Max Frisch hat sich in seinem „Berliner Journal“ (Suhrkamp, Berlin 2014, – hier S.88) nicht nur informativ über die ostdeutsche Kulturszene ausgelassen, sondern auch eine ganze Menge Introspektion betrieben. So hadert er auch mit seinem Erinnerungsvermögen – und dies sehr wortgewandt und unter Anwendung einer  persönlichen Grammatik:

Buchdeckel

Vorallem nachlassen des Kurzzeitgedächtnisses. Die permanente Unsicherheit infolgedessen; ich habe neulich oder sogar gestern etwas gelesen, das Gespräch kommt darauf, und es fehlen mir Daten, Namen, etc.,. sogar die Erinnerung an meinem Gedanken dazu; ich weiss im Augenblick nur, dass ich es gelesen habe.
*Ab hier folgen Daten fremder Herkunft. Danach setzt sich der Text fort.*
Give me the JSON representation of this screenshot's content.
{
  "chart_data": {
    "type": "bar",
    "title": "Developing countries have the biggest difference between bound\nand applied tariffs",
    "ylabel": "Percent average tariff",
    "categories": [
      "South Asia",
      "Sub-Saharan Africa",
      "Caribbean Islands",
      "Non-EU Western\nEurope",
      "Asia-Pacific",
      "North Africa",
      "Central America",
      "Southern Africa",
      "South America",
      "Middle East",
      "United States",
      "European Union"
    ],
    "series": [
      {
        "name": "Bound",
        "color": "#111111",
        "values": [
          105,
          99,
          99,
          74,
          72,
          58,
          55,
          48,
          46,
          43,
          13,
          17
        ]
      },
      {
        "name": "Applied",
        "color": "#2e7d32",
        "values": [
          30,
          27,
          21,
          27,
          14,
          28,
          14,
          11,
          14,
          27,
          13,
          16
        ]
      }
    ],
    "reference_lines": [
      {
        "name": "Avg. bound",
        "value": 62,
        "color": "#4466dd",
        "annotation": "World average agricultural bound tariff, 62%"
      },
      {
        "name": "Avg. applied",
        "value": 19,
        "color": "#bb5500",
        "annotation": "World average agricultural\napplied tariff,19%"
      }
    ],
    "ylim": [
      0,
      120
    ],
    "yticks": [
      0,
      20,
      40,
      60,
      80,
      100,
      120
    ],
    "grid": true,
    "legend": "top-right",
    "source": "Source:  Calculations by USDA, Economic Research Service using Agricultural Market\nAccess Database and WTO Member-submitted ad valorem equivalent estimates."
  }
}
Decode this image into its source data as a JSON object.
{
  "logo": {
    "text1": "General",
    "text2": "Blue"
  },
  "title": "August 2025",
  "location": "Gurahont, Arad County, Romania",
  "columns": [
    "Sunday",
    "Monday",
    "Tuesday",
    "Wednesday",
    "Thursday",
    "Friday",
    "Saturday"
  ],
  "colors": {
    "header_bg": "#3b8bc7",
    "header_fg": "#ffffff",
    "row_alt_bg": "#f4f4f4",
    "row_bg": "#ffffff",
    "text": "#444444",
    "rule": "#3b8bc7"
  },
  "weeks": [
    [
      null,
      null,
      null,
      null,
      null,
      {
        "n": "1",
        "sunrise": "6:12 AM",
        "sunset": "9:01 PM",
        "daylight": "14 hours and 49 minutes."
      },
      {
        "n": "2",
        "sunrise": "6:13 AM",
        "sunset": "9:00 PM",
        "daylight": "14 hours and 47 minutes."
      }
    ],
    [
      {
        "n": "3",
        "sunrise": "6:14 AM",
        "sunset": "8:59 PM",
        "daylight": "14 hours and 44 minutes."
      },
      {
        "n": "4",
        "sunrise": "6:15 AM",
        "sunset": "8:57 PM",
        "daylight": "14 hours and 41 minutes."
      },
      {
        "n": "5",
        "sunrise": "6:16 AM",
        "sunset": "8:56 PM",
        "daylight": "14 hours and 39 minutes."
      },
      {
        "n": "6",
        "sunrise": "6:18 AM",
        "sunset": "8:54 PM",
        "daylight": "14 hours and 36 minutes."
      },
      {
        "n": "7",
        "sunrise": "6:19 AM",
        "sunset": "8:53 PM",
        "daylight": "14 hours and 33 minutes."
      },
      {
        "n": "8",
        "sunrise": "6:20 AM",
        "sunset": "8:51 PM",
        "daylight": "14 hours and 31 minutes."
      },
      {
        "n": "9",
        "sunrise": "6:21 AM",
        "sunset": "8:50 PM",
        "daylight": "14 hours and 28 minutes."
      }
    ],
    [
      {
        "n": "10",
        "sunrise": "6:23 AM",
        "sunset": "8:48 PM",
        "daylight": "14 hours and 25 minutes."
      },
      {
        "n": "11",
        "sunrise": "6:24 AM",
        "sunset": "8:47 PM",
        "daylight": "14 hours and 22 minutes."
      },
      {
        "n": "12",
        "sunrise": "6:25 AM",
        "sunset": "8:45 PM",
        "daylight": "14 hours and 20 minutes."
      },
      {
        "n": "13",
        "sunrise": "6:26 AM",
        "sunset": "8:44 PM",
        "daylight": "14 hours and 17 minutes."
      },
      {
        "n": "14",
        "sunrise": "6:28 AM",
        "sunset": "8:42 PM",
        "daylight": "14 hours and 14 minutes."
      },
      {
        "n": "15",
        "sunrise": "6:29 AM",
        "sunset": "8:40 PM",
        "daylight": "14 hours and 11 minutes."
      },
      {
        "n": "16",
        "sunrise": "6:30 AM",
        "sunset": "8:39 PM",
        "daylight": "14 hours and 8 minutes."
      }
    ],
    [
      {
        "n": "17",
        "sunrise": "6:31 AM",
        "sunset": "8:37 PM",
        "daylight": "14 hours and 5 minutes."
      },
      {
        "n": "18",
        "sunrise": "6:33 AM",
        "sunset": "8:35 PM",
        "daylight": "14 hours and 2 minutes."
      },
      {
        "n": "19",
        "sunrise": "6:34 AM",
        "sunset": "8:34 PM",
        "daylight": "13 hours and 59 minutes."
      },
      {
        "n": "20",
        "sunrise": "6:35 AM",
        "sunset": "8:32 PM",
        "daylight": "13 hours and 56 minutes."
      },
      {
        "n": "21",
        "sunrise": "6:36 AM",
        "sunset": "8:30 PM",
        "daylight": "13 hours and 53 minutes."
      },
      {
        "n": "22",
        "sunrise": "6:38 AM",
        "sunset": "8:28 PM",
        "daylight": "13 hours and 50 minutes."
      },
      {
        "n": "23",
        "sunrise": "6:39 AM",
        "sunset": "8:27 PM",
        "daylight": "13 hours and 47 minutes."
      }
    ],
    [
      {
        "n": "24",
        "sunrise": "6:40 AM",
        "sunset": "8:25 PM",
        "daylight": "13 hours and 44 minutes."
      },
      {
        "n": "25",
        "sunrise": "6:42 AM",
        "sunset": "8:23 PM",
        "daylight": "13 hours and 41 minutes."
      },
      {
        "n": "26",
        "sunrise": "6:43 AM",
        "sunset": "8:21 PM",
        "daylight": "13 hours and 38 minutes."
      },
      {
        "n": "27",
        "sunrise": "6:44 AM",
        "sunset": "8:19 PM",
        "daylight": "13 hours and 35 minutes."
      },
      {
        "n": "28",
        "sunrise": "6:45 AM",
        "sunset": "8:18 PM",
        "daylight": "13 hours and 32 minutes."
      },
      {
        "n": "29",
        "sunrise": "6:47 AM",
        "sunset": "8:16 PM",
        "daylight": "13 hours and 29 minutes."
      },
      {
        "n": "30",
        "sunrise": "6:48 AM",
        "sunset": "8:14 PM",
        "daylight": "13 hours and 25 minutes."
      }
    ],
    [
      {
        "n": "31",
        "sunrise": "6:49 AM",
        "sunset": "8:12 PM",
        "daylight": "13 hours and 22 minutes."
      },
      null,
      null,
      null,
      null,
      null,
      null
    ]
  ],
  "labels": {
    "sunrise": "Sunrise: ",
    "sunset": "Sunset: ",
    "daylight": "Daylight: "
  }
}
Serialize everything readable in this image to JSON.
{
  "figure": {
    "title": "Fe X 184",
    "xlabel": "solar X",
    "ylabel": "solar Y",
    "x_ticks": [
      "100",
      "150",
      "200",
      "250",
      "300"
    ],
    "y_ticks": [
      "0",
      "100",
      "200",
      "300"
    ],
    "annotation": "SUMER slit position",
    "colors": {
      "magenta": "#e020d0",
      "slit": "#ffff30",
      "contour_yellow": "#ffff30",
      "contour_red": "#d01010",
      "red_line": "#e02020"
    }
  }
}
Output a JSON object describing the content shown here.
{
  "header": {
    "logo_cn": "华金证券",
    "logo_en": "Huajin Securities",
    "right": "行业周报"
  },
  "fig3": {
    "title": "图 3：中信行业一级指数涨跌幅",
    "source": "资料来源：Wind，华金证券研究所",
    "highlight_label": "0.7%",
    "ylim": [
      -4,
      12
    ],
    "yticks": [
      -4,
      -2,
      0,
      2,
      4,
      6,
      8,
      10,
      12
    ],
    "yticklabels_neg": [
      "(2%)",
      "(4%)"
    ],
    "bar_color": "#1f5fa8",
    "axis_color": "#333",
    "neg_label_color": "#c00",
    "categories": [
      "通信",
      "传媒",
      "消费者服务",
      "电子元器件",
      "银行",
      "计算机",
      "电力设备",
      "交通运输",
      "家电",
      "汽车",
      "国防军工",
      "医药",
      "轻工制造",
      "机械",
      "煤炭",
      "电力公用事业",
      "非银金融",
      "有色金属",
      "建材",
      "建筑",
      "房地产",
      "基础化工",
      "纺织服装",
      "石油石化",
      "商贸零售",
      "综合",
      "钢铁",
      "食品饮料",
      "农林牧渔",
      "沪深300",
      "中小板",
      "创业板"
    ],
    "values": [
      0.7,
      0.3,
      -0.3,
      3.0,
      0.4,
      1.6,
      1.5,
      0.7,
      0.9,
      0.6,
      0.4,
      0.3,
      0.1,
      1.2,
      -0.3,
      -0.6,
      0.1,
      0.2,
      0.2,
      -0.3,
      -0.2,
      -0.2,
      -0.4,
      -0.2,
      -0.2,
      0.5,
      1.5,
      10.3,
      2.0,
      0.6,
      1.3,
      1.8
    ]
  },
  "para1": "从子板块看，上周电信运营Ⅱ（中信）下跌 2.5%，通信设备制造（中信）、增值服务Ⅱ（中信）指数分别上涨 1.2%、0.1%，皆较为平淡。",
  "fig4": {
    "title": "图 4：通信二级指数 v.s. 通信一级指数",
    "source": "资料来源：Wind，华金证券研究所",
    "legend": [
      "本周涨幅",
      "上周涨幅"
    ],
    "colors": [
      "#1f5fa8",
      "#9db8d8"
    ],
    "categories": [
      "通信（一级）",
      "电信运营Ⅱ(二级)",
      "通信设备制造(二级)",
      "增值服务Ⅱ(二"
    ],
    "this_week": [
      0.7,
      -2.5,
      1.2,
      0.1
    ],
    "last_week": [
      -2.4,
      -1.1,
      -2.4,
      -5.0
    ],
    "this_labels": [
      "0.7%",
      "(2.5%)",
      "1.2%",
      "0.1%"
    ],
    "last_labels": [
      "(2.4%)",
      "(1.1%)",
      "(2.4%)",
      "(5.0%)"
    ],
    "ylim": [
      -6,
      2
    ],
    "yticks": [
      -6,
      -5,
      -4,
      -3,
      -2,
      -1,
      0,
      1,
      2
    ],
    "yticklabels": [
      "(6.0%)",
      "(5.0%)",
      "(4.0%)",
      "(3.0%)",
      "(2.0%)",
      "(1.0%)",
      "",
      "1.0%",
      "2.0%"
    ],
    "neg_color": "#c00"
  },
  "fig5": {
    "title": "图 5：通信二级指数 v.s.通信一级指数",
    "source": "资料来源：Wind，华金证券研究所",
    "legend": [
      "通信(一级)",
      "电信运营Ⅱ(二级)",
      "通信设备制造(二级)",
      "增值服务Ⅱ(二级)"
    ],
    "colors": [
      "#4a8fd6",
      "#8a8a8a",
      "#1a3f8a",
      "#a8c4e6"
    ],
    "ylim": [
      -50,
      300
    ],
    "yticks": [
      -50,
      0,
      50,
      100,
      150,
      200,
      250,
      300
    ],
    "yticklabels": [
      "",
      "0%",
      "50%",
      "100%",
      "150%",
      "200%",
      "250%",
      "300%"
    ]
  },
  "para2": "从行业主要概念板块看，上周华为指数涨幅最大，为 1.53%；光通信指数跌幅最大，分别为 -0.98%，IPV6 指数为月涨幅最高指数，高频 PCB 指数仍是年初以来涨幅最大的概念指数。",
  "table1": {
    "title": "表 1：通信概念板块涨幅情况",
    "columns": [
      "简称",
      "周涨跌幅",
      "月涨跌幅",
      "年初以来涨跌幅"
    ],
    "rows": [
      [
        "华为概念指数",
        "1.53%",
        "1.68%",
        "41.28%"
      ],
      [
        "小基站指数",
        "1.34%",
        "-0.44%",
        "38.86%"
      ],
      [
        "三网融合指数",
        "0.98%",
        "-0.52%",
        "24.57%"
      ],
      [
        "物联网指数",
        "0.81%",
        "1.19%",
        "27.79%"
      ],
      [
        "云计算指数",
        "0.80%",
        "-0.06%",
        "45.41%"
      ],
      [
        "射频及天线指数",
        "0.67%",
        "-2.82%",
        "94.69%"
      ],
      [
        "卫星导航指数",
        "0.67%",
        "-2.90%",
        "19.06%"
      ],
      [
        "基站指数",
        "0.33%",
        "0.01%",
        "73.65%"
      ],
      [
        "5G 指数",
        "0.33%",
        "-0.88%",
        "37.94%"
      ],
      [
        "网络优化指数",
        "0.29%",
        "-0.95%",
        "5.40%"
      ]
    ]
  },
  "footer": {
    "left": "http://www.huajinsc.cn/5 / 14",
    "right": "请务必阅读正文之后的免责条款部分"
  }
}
Die Angst auch, dass man, was man im Augenblick sagen möchte, früher schon gesagt hat. Oder die anderen sagen: neulich haben Sie gesagt. Und ich kann mich nicht daran erinnern; ich habe es zu glauben, auch wenn es eine Unterstellung ist, mein Gedächtnis kann es weder bestätigen noch widerlegen. Mein Gedächtnis kann nicht verbürgen; man wird sich selber unglaubwürdig, und tut besser daran, zu schweigen. Nachher weiss ich aber nicht einmal, was ich verschwiegen habe; es entfällt mir noch leichter als das Gehörte, das Geschaute. Übrigens hält sich das Geschaute (ein Strassenbild, die Einrichtung einer Wohnung, die Landaschaft) besser im Gedächtnis als das Gedachte, das sich oft schon von einem Satz zum nächsten verliert. Man weiss nicht, was man hat sagen wollen. Das tritt immer häufiger ein.